Wanderlust – Eine Geschichte des Gehens

Cover des Buches Wanderlust von Rebecca Solnit

„Wanderlust – Eine Geschichte des Gehens“
Rezension

Werbung, da Rezensionsexemplar

Ein einsamer Wanderer, gleich wie kurz seine Route, ist unstet, zwischen den Orten, von Drang und Mangel zur Tat getrieben, mit der Losgelöstheit des Reisenden statt der Bindung der Arbeiterin, des Einwohners, des Gemeinschaftmitglieds.

Wanderlust, Seite 36

Darum geht’s in Wanderlust

Corona sei Dank, gehört das Spaziergehen vermutlich aktuell zu einer der am meisten ausgeführten Beschäftigungen der Deutschen. Viele von uns erfreuen sich am sonntäglichen Spaziergang, gehen nochmal schnell nach Feierabend raus oder bewegen sich ganz bewusst an der frischen Luft, um überhaupt aus dem Haus zu kommen. Aber was steckt eigentlich dahinter? In welcher Tradition des Gehens, Wanderns und Fortbewegen befinden wir uns?
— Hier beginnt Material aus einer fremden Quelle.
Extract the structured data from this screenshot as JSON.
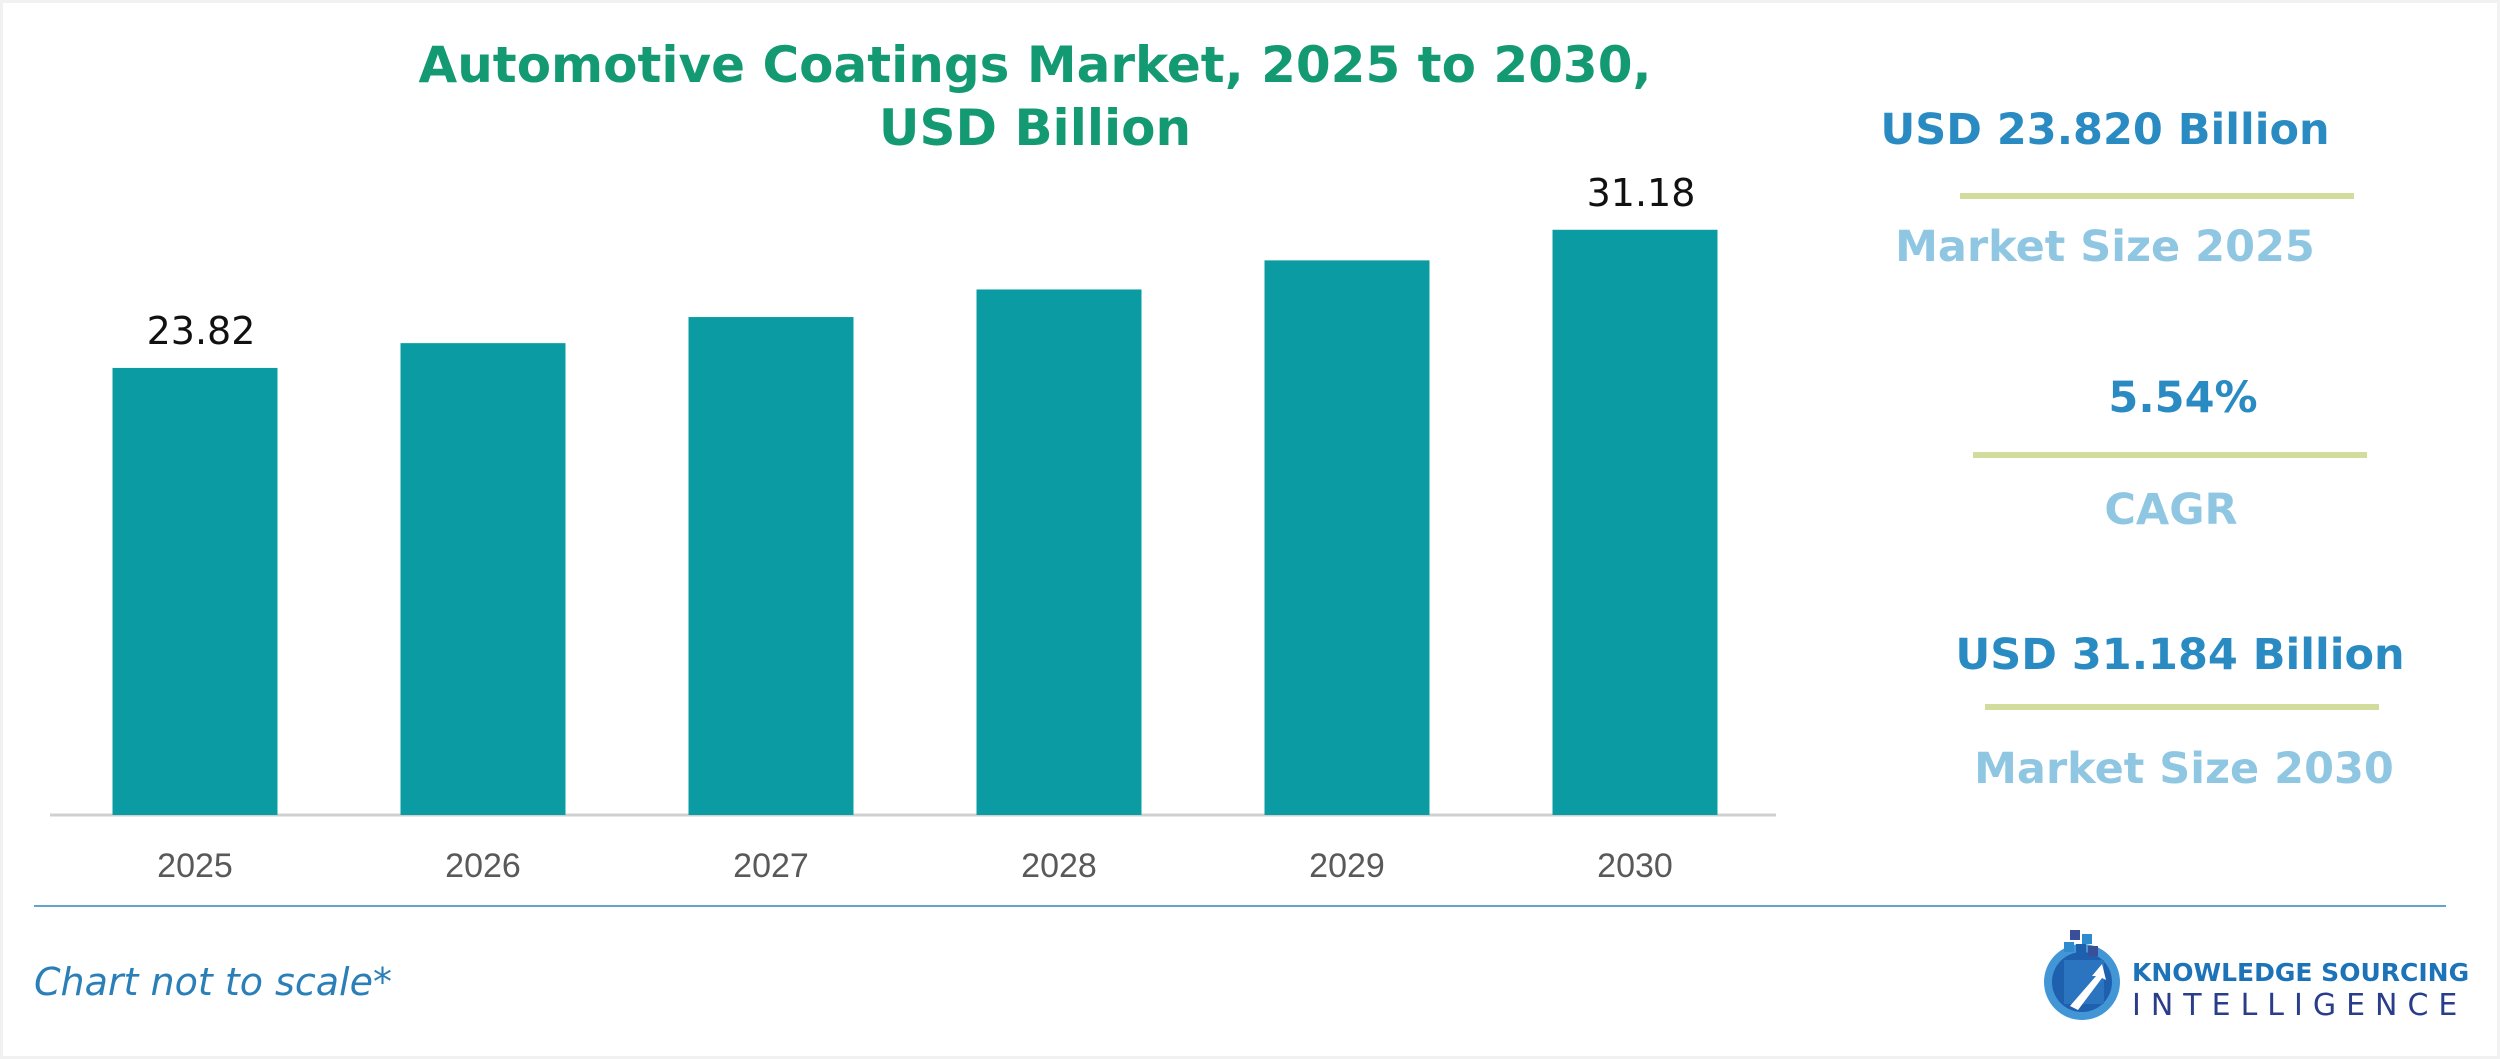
{
  "chart_data": {
    "type": "bar",
    "title_lines": [
      "Automotive Coatings Market, 2025 to 2030,",
      "USD Billion"
    ],
    "categories": [
      "2025",
      "2026",
      "2027",
      "2028",
      "2029",
      "2030"
    ],
    "values": [
      23.82,
      25.14,
      26.53,
      28.0,
      29.55,
      31.18
    ],
    "data_labels": [
      "23.82",
      "",
      "",
      "",
      "",
      "31.18"
    ],
    "xlabel": "",
    "ylabel": "",
    "ylim": [
      0,
      32.5
    ],
    "grid": false,
    "legend": null,
    "bar_color": "#0a9ca2"
  },
  "stats": [
    {
      "value": "USD 23.820 Billion",
      "caption": "Market Size 2025"
    },
    {
      "value": "5.54%",
      "caption": "CAGR"
    },
    {
      "value": "USD 31.184 Billion",
      "caption": "Market Size 2030"
    }
  ],
  "footnote": "Chart not to scale*",
  "logo": {
    "line1": "KNOWLEDGE SOURCING",
    "line2": "INTELLIGENCE"
  },
  "colors": {
    "title": "#149a72",
    "stat_value": "#2a8bc3",
    "stat_caption": "#8fc6e2",
    "stat_rule": "#d2dc9c",
    "footnote": "#2a7fb8"
  }
}
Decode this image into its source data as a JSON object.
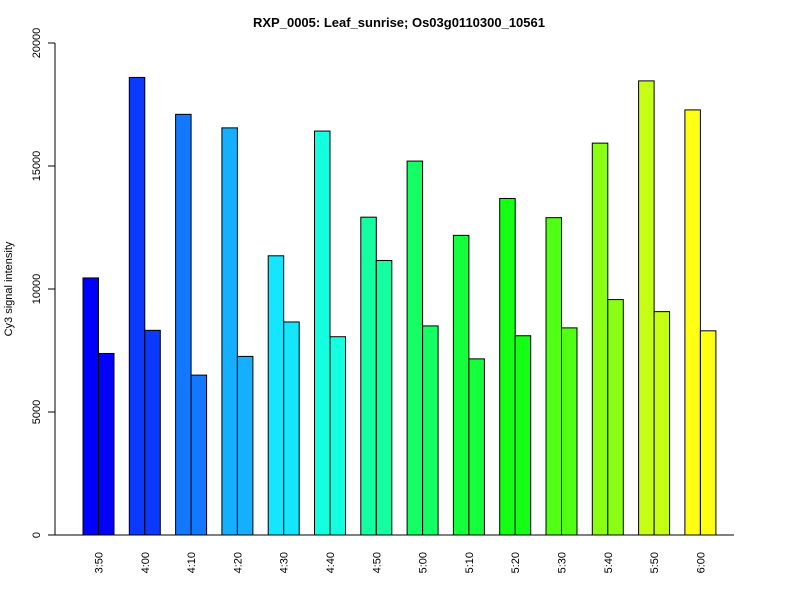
{
  "chart_data": {
    "type": "bar",
    "title": "RXP_0005: Leaf_sunrise; Os03g0110300_10561",
    "xlabel": "",
    "ylabel": "Cy3 signal intensity",
    "ylim": [
      0,
      20000
    ],
    "yticks": [
      "0",
      "5000",
      "10000",
      "15000",
      "20000"
    ],
    "categories": [
      "3:50",
      "4:00",
      "4:10",
      "4:20",
      "4:30",
      "4:40",
      "4:50",
      "5:00",
      "5:10",
      "5:20",
      "5:30",
      "5:40",
      "5:50",
      "6:00"
    ],
    "colors": [
      "#0000ff",
      "#0b39ff",
      "#1478ff",
      "#14b0ff",
      "#14e6ff",
      "#14ffe0",
      "#14ffa0",
      "#14ff64",
      "#14ff3c",
      "#14ff14",
      "#50ff14",
      "#8aff14",
      "#c4ff14",
      "#ffff14"
    ],
    "series": [
      {
        "values": [
          10450,
          18600,
          17100,
          16550,
          11350,
          16420,
          12920,
          15200,
          12180,
          13680,
          12900,
          15930,
          18460,
          17280
        ]
      },
      {
        "values": [
          7380,
          8320,
          6500,
          7260,
          8660,
          8060,
          11160,
          8500,
          7160,
          8100,
          8420,
          9570,
          9080,
          8300
        ]
      }
    ],
    "grid": false,
    "legend": "none"
  }
}
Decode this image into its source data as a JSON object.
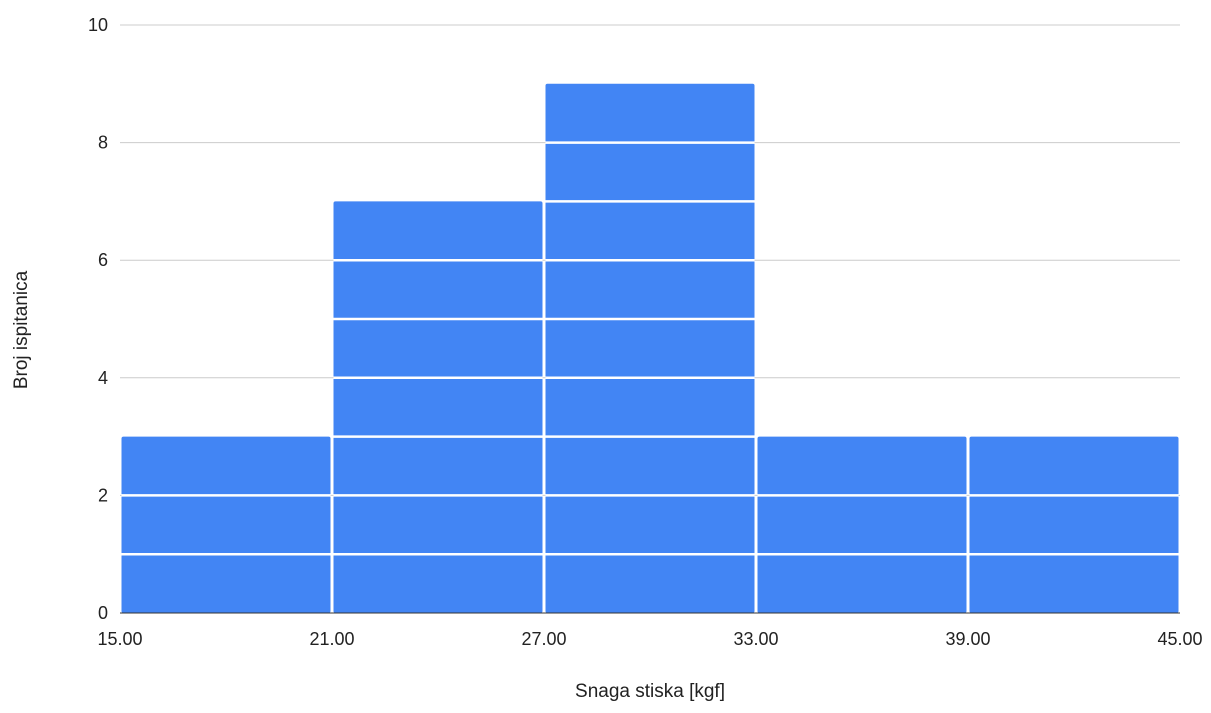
{
  "chart_data": {
    "type": "bar",
    "subtype": "histogram",
    "title": "",
    "xlabel": "Snaga stiska [kgf]",
    "ylabel": "Broj ispitanica",
    "bins": [
      {
        "start": 15,
        "end": 21,
        "count": 3
      },
      {
        "start": 21,
        "end": 27,
        "count": 7
      },
      {
        "start": 27,
        "end": 33,
        "count": 9
      },
      {
        "start": 33,
        "end": 39,
        "count": 3
      },
      {
        "start": 39,
        "end": 45,
        "count": 3
      }
    ],
    "xlim": [
      15,
      45
    ],
    "ylim": [
      0,
      10
    ],
    "x_ticks": [
      "15.00",
      "21.00",
      "27.00",
      "33.00",
      "39.00",
      "45.00"
    ],
    "y_ticks": [
      "0",
      "2",
      "4",
      "6",
      "8",
      "10"
    ],
    "unit_stack_lines": true,
    "grid": true,
    "legend": "none",
    "colors": {
      "bar": "#4285f4",
      "grid": "#cccccc",
      "separator": "#ffffff",
      "text": "#222222"
    }
  }
}
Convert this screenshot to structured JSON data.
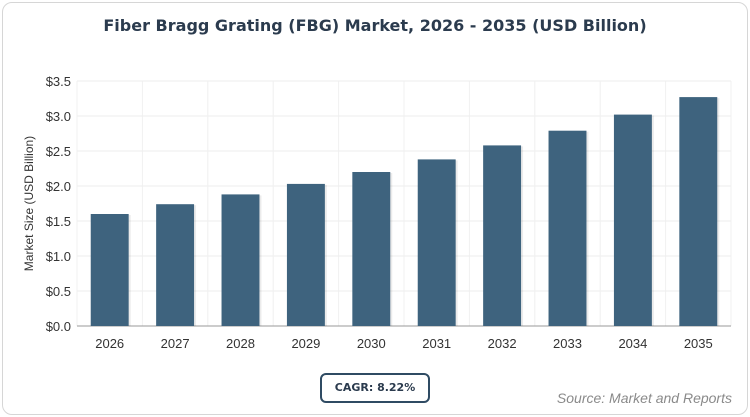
{
  "chart_data": {
    "type": "bar",
    "title": "Fiber Bragg Grating (FBG) Market, 2026 - 2035 (USD Billion)",
    "xlabel": "",
    "ylabel": "Market Size (USD Billion)",
    "categories": [
      "2026",
      "2027",
      "2028",
      "2029",
      "2030",
      "2031",
      "2032",
      "2033",
      "2034",
      "2035"
    ],
    "values": [
      1.6,
      1.74,
      1.88,
      2.03,
      2.2,
      2.38,
      2.58,
      2.79,
      3.02,
      3.27
    ],
    "ylim": [
      0,
      3.5
    ],
    "yticks": [
      0,
      0.5,
      1.0,
      1.5,
      2.0,
      2.5,
      3.0,
      3.5
    ],
    "ytick_labels": [
      "$0.0",
      "$0.5",
      "$1.0",
      "$1.5",
      "$2.0",
      "$2.5",
      "$3.0",
      "$3.5"
    ],
    "grid": true,
    "bar_color": "#3e637e"
  },
  "cagr_label": "CAGR: 8.22%",
  "source": "Source: Market and Reports"
}
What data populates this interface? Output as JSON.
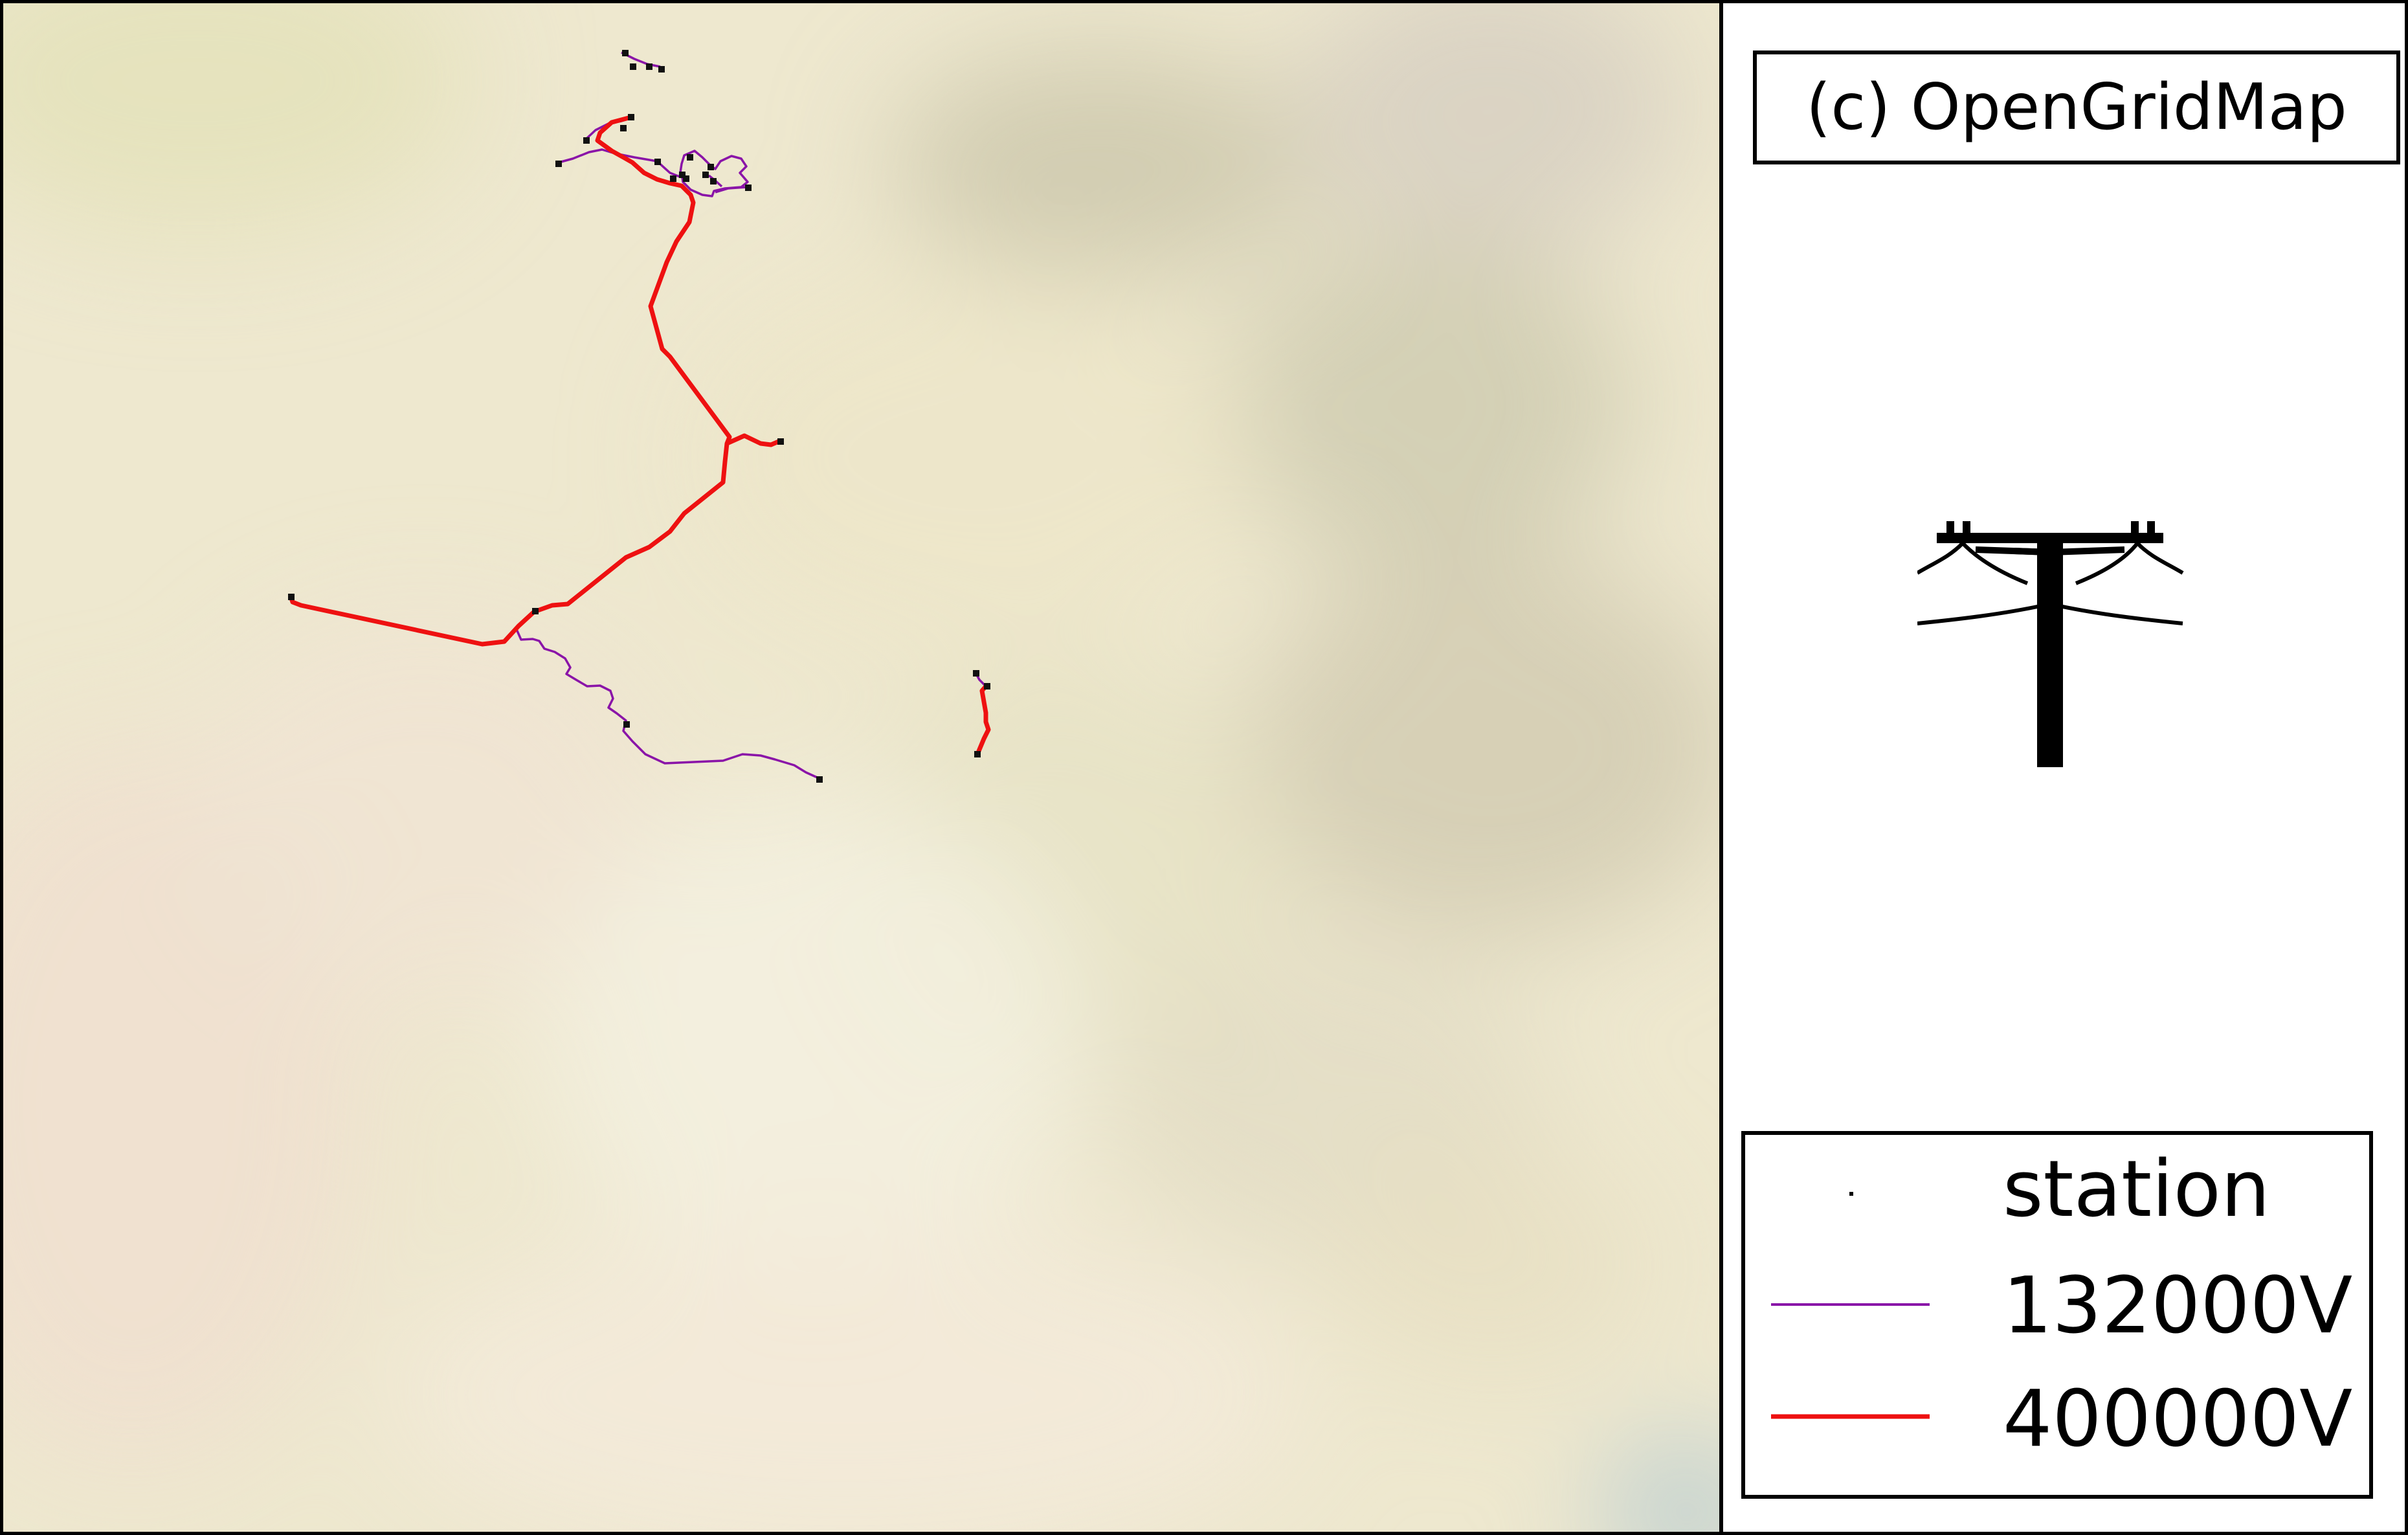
{
  "map": {
    "background": "#eee8cf",
    "line_colors": {
      "132000V": "#8a14a8",
      "400000V": "#ee1111"
    },
    "station_color": "#111111"
  },
  "attribution": {
    "text": "(c) OpenGridMap"
  },
  "icon": {
    "name": "power-pylon-icon"
  },
  "legend": {
    "items": [
      {
        "label": "station",
        "type": "marker",
        "color": "#000000"
      },
      {
        "label": "132000V",
        "type": "line",
        "color": "#8a14a8"
      },
      {
        "label": "400000V",
        "type": "line",
        "color": "#ee1111"
      }
    ]
  }
}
Dieser Frage geht Rebecca Solnit mit ihrem Buch „Wanderlust – Eine Geschichte des Gehens“ nach. Gehen scheint etwas ganz Selbstverständliches zu sein, aber so alltäglich und banal ist es im Grunde nicht. Es beginnt damit, dass es etwas ganz Besonderes war, dass unsere Vorfahren vor langer, langer Zeit den aufrechten Gang wählt, setzt sich fort in der Trennung zwischen arbeitendem Volk und Adlige, wo die eine Gruppe keine Zeit zum Gehen hatte und die andere um so mehr für Müßiggang. Stückweise bedeutet das Spazierengehen aber auch Emanzipation und die Öffnung hin zur Natur.

Rebecca Solnit erzählt auch von Bergsteiger:innen, den regional unterschiedlichen Entwicklungen in Nordamerika und Europa und kehrt schlussendlich mit ihren Essays von der Natur zurück in die Stadt. Somit schließt sich auch der Kreis zu unseren, durch die Pandemie beförderten Spaziergängen.

Ganz besonders fasziniert haben mich dabei die Ausführungen zu dem Spazierengehen nach Mitternacht und Frauen, Sex und dem öffentlichen Raum. Aber auch der Zusammenhang zwischen Gärten und der schrittweisen Loslösung von ebendiesen.

So nimmt uns die Kulturhistorikerin Rebecca Solnit in „Wanderlust – Eine Geschichte des Gehens“ mit, auf eine kulturgeschichtliche Expedition, die sich in diesem Fall sogar von der heimischen Couch aus unternehmen lässt. Gemeinsam mit ihr treffen wir berühmte und weniger Bekannte Geher:innen, denen alle Gemein ist, sich in irgendeiner Art und Weise mit der nur auf den ersten Blick banal erscheinenden Tätigkeit des Gehens, auseinandergesetzt haben.

Ich fand die Lektüre von „Wanderlust“ außerordentlich interessant, denn ich wurde zum Nachdenken über eine Tätigkeit angeregt, die bei mir sonst eher Mittel zum Zweck ist. Das Buch ist dabei keines, was man einfach an einem Stück lesen kann. Die Gedanken und Ausführungen von Rebecca Solnit sind klug und brauchen Raum, um sich vollends entfalten zu können. So empfehle ich das Konsumieren des Buches, ähnlich wie die Fortbewegung, Schritt für Schritt.

WANDERLUST

Wanderlust – Eine Geschichte des Gehens
Rebecca Solnit

Übersetzt durch Daniel Fastner
384 Seiten | Gebundene Ausgabe
ISBN: 978-3-95757-563-0
30 (D) über Matthes & Seitz Berlin


Disclaimer: Dieses Buch wurde mir freundlicherweise vom Verlag zum Rezensieren zur Verfügung gestellt. Dafür erstmal ein herzliches Dankeschön. Wie immer gilt aber, das Geschriebene spiegelt meine eigene Meinung wieder. Sollte mir etwas nicht gefallen, sage ich das auch. Ansonsten suche ich mir selber aus, welches Buch ich rezensieren möchte. Das heißt du wirst auf Lieschenradieschen nur authentische Leseberichte finden, die meinen eigenen Interessen entsprechen.